The years have flown by, the boys are grown and married. Two live in South Dakota and one in North Carolina. Kathy married and owned and operated a respected West River newspaper for 42 years with her husband before stepping away from the print press and into semi-retirement. Pictured below is a March 2023 photo I located of Kathy with the new owner of the Timber Lake Topic/Isabel Dakotan. Until the day the above picture was taken, we had not seen each other since all three boys were in short pants, and our parents were the most dominant figures in our young lives.
Upon reaching out to Kathy after several decades without communicating an October 2024 luncheon date was arranged in Mobridge to simplify the drive from Dewey County for Kathy and Edmunds County for the three 'boys'. Both my brothers and I shared stories on the drive from Hosmer to a local café in Mobridge of our memories of Kathy and her brothers, our joint exploits, and frequent and immediate punishments for same, and how much fun it was to be free spirits in the age before the internet.
This article took an unusually long time to prepare as life interceded since the picture of Kathy Nelson and my brothers and I was taken in early October.
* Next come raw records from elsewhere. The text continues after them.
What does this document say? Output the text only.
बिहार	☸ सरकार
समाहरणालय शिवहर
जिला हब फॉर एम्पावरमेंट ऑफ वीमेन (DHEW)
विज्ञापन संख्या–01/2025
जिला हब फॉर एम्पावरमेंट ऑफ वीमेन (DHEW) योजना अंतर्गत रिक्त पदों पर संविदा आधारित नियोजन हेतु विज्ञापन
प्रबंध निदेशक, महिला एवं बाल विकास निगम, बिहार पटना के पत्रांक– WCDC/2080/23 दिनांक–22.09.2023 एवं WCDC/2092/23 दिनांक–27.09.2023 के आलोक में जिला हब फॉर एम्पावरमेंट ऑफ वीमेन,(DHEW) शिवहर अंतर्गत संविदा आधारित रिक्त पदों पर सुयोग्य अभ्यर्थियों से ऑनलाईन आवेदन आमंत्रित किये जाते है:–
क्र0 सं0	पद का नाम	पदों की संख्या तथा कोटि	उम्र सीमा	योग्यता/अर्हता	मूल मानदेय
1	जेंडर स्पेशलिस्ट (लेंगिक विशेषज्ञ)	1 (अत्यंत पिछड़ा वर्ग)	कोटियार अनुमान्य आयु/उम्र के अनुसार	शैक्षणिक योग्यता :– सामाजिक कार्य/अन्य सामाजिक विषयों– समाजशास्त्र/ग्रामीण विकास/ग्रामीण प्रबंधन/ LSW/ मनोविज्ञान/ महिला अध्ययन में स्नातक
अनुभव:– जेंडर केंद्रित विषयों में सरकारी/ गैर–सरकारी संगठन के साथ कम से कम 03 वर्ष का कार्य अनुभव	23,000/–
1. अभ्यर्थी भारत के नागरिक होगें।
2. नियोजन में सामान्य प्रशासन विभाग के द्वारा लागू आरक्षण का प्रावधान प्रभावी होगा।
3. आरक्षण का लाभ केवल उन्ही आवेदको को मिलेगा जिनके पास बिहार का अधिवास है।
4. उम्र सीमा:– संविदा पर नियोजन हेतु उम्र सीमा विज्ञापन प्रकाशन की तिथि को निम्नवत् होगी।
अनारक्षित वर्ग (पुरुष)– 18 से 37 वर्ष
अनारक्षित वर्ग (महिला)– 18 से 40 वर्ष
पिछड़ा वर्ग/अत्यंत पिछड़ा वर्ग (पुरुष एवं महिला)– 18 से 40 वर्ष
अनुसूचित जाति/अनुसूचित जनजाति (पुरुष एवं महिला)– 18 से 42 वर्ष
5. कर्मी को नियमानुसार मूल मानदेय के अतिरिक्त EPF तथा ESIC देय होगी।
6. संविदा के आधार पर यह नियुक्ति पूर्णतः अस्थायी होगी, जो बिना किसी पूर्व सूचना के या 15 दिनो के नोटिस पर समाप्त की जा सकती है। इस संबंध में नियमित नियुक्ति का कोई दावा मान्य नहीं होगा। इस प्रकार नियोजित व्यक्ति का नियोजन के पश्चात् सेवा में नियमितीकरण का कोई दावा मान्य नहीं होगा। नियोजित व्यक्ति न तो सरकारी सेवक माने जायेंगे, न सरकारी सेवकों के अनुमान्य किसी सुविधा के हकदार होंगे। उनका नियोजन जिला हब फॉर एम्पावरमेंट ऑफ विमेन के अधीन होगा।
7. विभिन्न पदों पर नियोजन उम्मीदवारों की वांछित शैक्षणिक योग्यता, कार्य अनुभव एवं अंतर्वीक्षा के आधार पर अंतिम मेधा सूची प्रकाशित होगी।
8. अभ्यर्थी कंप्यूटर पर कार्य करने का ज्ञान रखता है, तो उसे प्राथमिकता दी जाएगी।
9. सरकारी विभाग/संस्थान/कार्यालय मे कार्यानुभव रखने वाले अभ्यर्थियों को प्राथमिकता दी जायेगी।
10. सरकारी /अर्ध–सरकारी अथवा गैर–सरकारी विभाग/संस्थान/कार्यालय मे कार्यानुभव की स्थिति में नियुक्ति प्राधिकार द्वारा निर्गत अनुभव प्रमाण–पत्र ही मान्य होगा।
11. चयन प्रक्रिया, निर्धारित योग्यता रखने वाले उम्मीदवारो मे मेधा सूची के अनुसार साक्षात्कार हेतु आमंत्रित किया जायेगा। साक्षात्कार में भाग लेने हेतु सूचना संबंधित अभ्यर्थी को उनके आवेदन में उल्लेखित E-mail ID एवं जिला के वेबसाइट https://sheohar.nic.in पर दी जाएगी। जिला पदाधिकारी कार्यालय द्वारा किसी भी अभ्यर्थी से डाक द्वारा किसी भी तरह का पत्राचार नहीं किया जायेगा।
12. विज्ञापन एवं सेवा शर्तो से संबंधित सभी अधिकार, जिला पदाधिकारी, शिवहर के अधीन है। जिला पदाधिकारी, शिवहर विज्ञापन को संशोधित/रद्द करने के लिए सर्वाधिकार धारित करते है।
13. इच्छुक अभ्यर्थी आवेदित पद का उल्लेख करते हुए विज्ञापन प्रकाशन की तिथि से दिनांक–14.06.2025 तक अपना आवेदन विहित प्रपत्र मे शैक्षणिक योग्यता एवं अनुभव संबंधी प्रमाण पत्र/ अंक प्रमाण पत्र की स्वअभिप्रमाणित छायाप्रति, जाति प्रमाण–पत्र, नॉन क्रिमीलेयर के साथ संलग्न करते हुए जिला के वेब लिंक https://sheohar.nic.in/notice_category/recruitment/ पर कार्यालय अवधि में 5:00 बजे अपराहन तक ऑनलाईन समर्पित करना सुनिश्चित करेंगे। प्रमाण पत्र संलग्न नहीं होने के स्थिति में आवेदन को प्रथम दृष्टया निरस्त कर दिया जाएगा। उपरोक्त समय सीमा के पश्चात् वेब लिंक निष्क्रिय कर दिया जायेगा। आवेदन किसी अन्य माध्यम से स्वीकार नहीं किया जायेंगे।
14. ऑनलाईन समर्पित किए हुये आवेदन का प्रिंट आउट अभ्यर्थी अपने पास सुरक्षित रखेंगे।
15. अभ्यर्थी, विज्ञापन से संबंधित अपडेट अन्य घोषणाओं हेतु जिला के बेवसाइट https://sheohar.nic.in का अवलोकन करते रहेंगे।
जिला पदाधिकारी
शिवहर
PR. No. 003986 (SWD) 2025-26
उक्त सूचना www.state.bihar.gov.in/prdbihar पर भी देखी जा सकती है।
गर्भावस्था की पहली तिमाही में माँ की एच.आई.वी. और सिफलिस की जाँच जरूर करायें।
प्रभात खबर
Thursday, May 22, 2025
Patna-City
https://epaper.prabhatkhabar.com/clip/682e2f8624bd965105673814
Pheasant season and the hosting of an annual pheasant hunt with my extended family and veterans from far and wide that I was privileged to serve in both peace and war. Then God gave me a bit of a reality check to ensure that I understood I was truly mortal, and no longer ten feet tall or bulletproof, and certainly not in charge. Prostate cancer and all it entails suddenly became a fixture in my life, temporarily thank goodness as we caught it early. Healing prayers and great surgeons have worked wonders and now I am on the mend and able to once again sit comfortably on my desk chair in front of my laptop.
Ending on a positive and somewhat humorous note, and this is for all the husbands out there who have had a prostatectomy and heard their wives frequently tell them in the past, "Quit complaining about pain! You have no idea what it feels like to give birth."
Well...now we know, Happy Thanksgiving!